If your map stack grows more complex over time, this checklist remains useful because the underlying failure modes do not change much. The renderer may differ, the style syntax may differ, and the framework may differ, but malformed data, bad coordinate order, and invisible styles still cause most problems.
For teams working across API integrations, frontend tooling, and live map behavior, it also helps to document where GeoJSON is produced, where it is transformed, and where it is consumed. That makes future debugging less personal and more mechanical: you can identify whether the error was introduced upstream, during transformation, or at render time.

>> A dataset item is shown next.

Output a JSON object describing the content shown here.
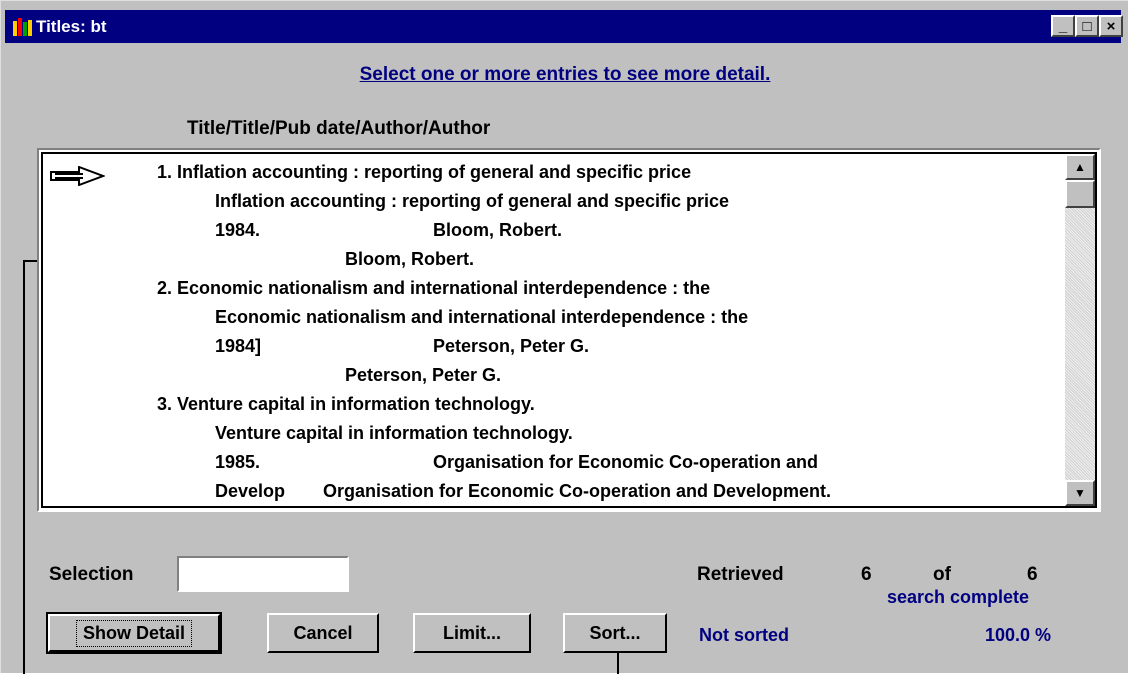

The practical takeaway is simple. When GeoJSON will not render, do not start by rewriting your map component. Start by validating the payload, checking geometry structure, confirming coordinate order, and stripping styles back to obvious defaults. That sequence resolves a large share of GeoJSON issues quickly, and it gives you a reusable process for the next dataset that breaks in a slightly different way.